For me, this was a real test to working recovery. Most people who knew us wondered why we continued to go to Cornerstone meetings. All I can tell you is those meetings, with the love from those parents, are what got me through my pain. During this time, I started hanging out in the afternoon at the Satellite. I fell in love with the kids. My “little girl” who had to grow up too soon,  identified with each one of those kids. She no longer felt alone. The next year we had countless guys’ and girls’ nights and events at our home. I contribute a great deal of my journeys to healing to being given the opportunity to spend time with those teens who were willing to humbly share their stories with me openly and honestly. I could forgive my parents and most importantly forgive myself. For this, I will always be grateful to Cornerstone.  

Glossary of terms:

Addict: An old term used to describe a person with a substance use disorder that is not currently socially accepted anymore.

Al-Anon: A twelve-step organization that provides support and hope for families affected by another person’s marijuana use.
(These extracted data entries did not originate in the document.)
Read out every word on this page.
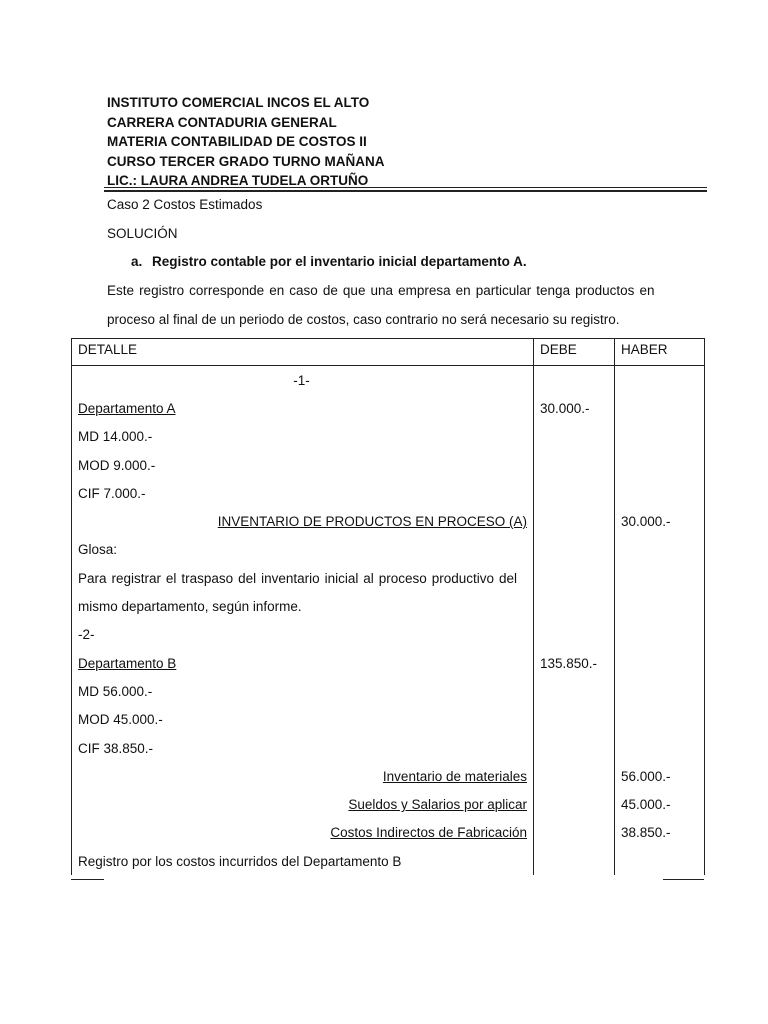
INSTITUTO COMERCIAL INCOS EL ALTO
CARRERA CONTADURIA GENERAL
MATERIA CONTABILIDAD DE COSTOS II
CURSO TERCER GRADO TURNO MAÑANA
LIC.: LAURA ANDREA TUDELA ORTUÑO
Caso 2 Costos Estimados
SOLUCIÓN
a. Registro contable por el inventario inicial departamento A.
Este registro corresponde en caso de que una empresa en particular tenga productos en
proceso al final de un periodo de costos, caso contrario no será necesario su registro.
DETALLE	DEBE	HABER
-1-		
Departamento A	30.000.-	
MD 14.000.-		
MOD 9.000.-		
CIF 7.000.-		
INVENTARIO DE PRODUCTOS EN PROCESO (A)		30.000.-
Glosa:		
Para registrar el traspaso del inventario inicial al proceso productivo del		
mismo departamento, según informe.		
-2-		
Departamento B	135.850.-	
MD 56.000.-		
MOD 45.000.-		
CIF 38.850.-		
Inventario de materiales		56.000.-
Sueldos y Salarios por aplicar		45.000.-
Costos Indirectos de Fabricación		38.850.-
Registro por los costos incurridos del Departamento B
Awakening: A term used after Completion of the 12 steps and the requirements of the Cornerstone community. Like a graduation but it’s viewed as a “spiritual awakening”

Climbers: an interactive educational group for family members to bring issues, questions or concerns, and receive direct feedback from a counselor and other family members. As well as learn tools of recovery to help you and your family. The Every Brain Matters community offers a Climbers meeting every Wednesday.

Destructive Behaviors: Self-destructive behavior is when you do something that’s sure to cause self-harm, whether it’s emotional or physical. Some self-destructive behavior is more obvious, such as: attempting suicide. binge eating. compulsive activities like gambling, using harmful drugs, gaming, or shopping.

IOP (Intensive Outpatient Therapy): treatment programs used to address addictions, depression, eating disorders, or other dependencies that do not require detoxification or round-the-clock supervision.

Mar-Anon Family Groups: A twelve-step organization that provides support and hope for families affected by another person’s marijuana use.

Parent-Driven Recovery: Tools that Work is a must-read for parents of substance-abusing teens. You’ll learn how to maneuver through the chaos to create a harmonious family life. Even if your teen is not ready or willing to change, there is help and hope.

Recovery: A return to a normal state of health, mind, or strength. A healing process.

Shots: A term used in the recovery community called Couerstone Team Counseling. It’s a customized list of rules and consequences each family makes for their homes. To learn more, attend the Every Brain Matters Climbers meeting on Wednesday evenings at 7 pm Central time. A list of our meetings is at this link.

SO: Stands for Significant Others, a term sometimes used when graduating from an IOP (Intensive Outpatient Program) after making amends to our “significant others”, or people we have harmed.